5) Practical production guardrails

A) Metadata filtering

Always filter by tenant, product, locale, or permission scope before retrieval. This prevents data leakage across customers or teams.

B) Freshness strategy

Add updated_at and a lightweight re-index queue. Most teams do not need full re-indexes every hour.

C) Observability

Track retrieval hit rate.
Track citation acceptance rate (did users click cited sources).
Track no-answer rate and hallucination feedback.

D) Caching

Cache embeddings for repeated questions and cache final answers with short TTL for high-traffic endpoints.

E) Safety policy

Use a response policy layer for sensitive actions: code execution instructions, secrets, legal/medical guidance, and internal-only docs.

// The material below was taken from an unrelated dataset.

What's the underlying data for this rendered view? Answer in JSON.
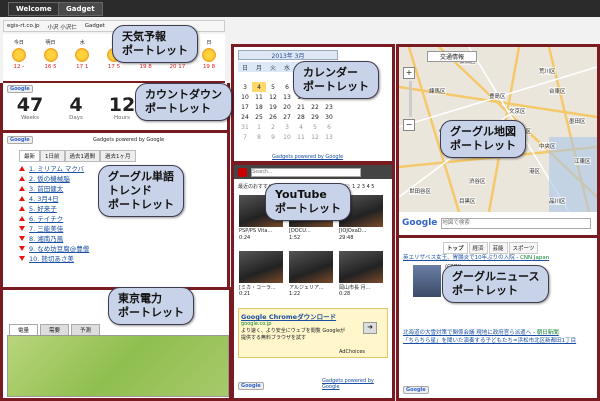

6) Evaluation loop you can run weekly

Create a benchmark set of 100 real user questions with expected sources. Then score:

Recall@k for retrieval
MRR / nDCG for ranking quality
Answer groundedness (citation-backed claims)
User-rated helpfulness

Small, regular eval cycles usually outperform one-time architecture rewrites.

Common mistakes to avoid

Using very large chunks that blur topics.
Skipping keyword search entirely.
No reranking step for top candidates.
Returning answers without citations.
Ignoring permissions in retrieval filters.

Final thoughts

For most developer teams in 2026, a Postgres-based RAG stack is the fastest path to useful AI features in production. Start with clean ingestion, hybrid retrieval, and reranking. Add observability from day one, and improve through weekly evaluation instead of guesswork. You will ship faster, reduce hallucinations, and keep infrastructure understandable for your team.